Scusa, ma doveva esserci un modo meno ingombrante e artificioso per scatenare il caos qui.

Inoltre, la natura superficiale di molte delle dinamiche dei personaggi del film crea la sua parte di domande e vuoti: i problemi emotivi di Sticks, sebbene discussi, sono in qualche modo sottovalutati; Il generale licenziamento di Leo da parte di Dominic e la maggiore fiducia nell’inspiegabilmente a scatti Frank avrebbero potuto usare una lezione di storia familiare; E il caso di Rosa (Deirdre Friel), la sorella minore mai sposata di Leo, sembra leggero in lontananza. E per quanto l’amabile Leo si complimenti alla sua relazione con l’eccentrica Angela, non è sempre chiaro cosa li abbia tenuti legati in tutti questi anni (a partire dal liceo, nientemeno).

Quando vengono sollevate le ragioni tardive, se non esplicitamente rivelate, del comportamento losco di alcuni dei personaggi, può sembrare un po’, col senno di poi, senza il tipo di catarsi o redenzione che potrebbe farci sentire completamente soddisfatti.
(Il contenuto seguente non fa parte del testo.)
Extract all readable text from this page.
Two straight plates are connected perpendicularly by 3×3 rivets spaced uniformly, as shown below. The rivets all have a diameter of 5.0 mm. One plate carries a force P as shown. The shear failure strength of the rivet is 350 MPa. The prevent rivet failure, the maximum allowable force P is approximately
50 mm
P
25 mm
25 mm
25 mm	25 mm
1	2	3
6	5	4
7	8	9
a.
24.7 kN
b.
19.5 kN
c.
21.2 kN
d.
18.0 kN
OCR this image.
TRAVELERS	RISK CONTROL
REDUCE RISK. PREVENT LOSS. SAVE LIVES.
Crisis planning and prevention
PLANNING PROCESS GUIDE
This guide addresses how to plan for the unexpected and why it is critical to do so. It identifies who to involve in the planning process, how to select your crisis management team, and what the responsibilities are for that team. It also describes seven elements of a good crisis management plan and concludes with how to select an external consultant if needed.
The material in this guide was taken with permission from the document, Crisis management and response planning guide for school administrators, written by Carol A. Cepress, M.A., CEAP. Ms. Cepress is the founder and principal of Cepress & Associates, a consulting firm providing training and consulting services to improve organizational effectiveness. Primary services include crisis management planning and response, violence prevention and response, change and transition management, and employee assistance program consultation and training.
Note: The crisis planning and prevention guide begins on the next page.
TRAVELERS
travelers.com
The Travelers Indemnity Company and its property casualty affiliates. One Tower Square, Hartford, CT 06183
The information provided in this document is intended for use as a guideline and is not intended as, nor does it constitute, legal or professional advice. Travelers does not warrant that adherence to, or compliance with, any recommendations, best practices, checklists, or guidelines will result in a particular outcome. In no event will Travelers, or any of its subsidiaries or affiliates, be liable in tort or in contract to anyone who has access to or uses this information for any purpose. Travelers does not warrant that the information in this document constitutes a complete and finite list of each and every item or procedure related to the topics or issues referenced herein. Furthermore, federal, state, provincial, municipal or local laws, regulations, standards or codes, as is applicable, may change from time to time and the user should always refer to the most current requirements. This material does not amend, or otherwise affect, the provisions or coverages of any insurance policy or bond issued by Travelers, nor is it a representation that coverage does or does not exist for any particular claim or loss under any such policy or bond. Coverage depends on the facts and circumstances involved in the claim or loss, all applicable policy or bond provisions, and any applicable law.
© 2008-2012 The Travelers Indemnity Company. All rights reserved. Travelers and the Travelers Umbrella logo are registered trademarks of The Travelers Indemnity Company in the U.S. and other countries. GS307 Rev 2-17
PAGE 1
Tra i lati positivi, Romano offre uno sguardo autentico sulla vita italo-americana a New York, qualcosa che l’attore e regista, originario del Queens, conosce in prima persona. Questi includono la sua chiassosa rappresentazione di una cena di famiglia domenicale, piena di pile di pasta e polpette, così come le numerose feste della comunità che attirano regolarmente amici e parenti (la pittoresca sala per banchetti locale chiamata Reggia di Versailles è il punto zero qui per questi eventi ). È difficile per scene come questa evitare completamente di sembrare un cliché – dopotutto, le abbiamo viste innumerevoli volte – ma sono messe in scena ed eseguite in modo vitale.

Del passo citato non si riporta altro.